Zazie no Metrô
20 de agosto 2007 22:03 por Bruno ⋅ Enviar Por E-Mail ⋅ ImprimirTorta na cara
Este filme de 1960, realizado por Louis Malle, foi passado nos cinemas numa sessão especial destinada às crianças. Sabia já se tratar das aventuras de uma garota de dez anos em Paris, daí o interesse que as crianças poderiam ter no assunto. De qualquer modo, achei que uma obra de um diretor da Nouvelle Vague, um ano antes de obras-marco do cinema francês como Acossado de Godard e Os Incompreendidos de Truffaut seria demais para as crianças.
Affiche
Pois me surpreendi ao ver um filme infantil. Não só isso; vi uma experiência estranha, que me pareceu desenho animado filmado com atores de verdade. Uma verdadeira comédia pastelão, cheias de gente tropeçando, de coisas que caem, quebram, fazem barulho, pulam. E com bombas que explodem, com poderes mágicos e semelhantes.

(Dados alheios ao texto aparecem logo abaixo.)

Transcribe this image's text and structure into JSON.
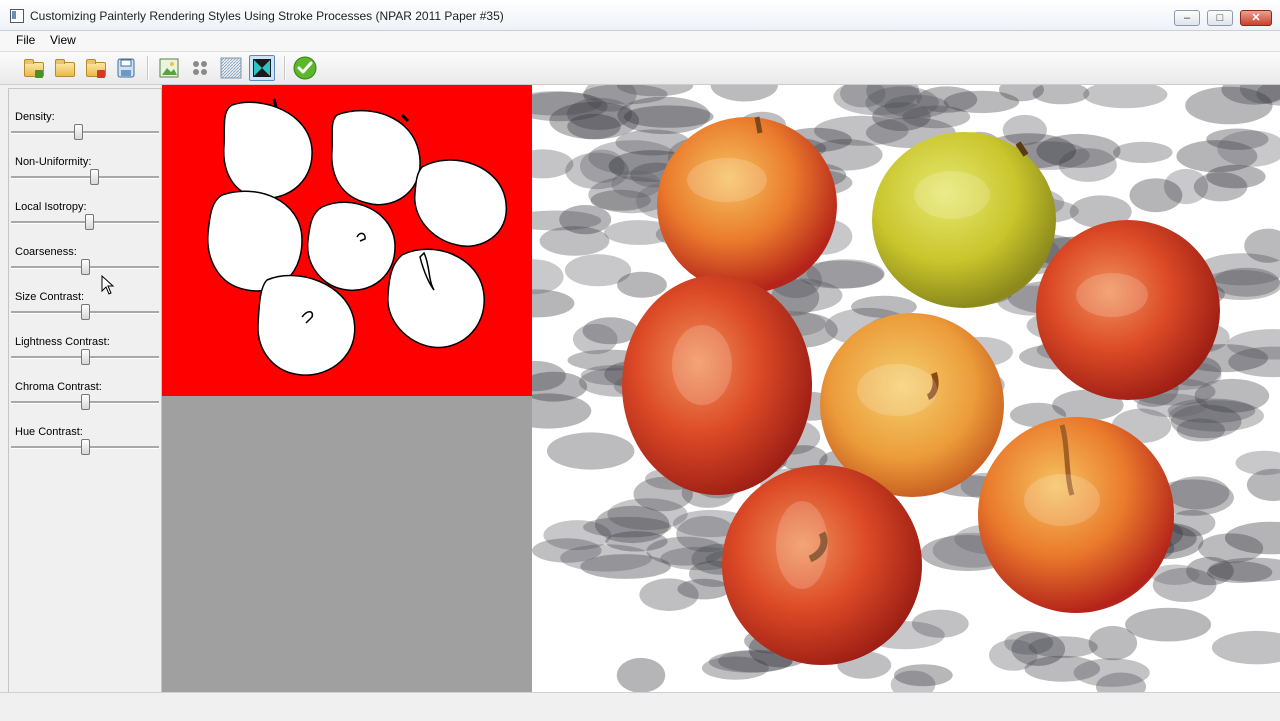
{
  "window": {
    "title": "Customizing Painterly Rendering Styles Using Stroke Processes (NPAR 2011 Paper #35)",
    "minimize_glyph": "–",
    "maximize_glyph": "□",
    "close_glyph": "✕"
  },
  "menu": {
    "items": [
      {
        "label": "File"
      },
      {
        "label": "View"
      }
    ]
  },
  "toolbar": {
    "buttons": [
      {
        "icon": "open-folder-icon"
      },
      {
        "icon": "open-folder-icon"
      },
      {
        "icon": "open-folder-icon"
      },
      {
        "icon": "save-disk-icon"
      },
      {
        "icon": "load-image-icon"
      },
      {
        "icon": "dots-icon"
      },
      {
        "icon": "texture-icon"
      },
      {
        "icon": "mask-icon",
        "active": true
      },
      {
        "icon": "checkmark-icon"
      }
    ]
  },
  "sliders": [
    {
      "label": "Density:",
      "value": 0.45
    },
    {
      "label": "Non-Uniformity:",
      "value": 0.57
    },
    {
      "label": "Local Isotropy:",
      "value": 0.53
    },
    {
      "label": "Coarseness:",
      "value": 0.5
    },
    {
      "label": "Size Contrast:",
      "value": 0.5
    },
    {
      "label": "Lightness Contrast:",
      "value": 0.5
    },
    {
      "label": "Chroma Contrast:",
      "value": 0.5
    },
    {
      "label": "Hue Contrast:",
      "value": 0.5
    }
  ],
  "colors": {
    "mask_background": "#ff0000",
    "mask_foreground": "#ffffff",
    "empty_area": "#a0a0a0",
    "accent_check": "#5cb82a"
  }
}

No centro desta proposta incomum está Zazie, garota que, diante de toda Paris, se encanta justamente com a idéia de andar de metrô. Aí já se instaura uma primeira ironia, visto que o metrô está justamente em greve (algo que levou às gargalhadas os franceses da sala, provavelmente já muito acostumados a essa tradição tipicamente francesa de cruzar os braços e brigar politicamente).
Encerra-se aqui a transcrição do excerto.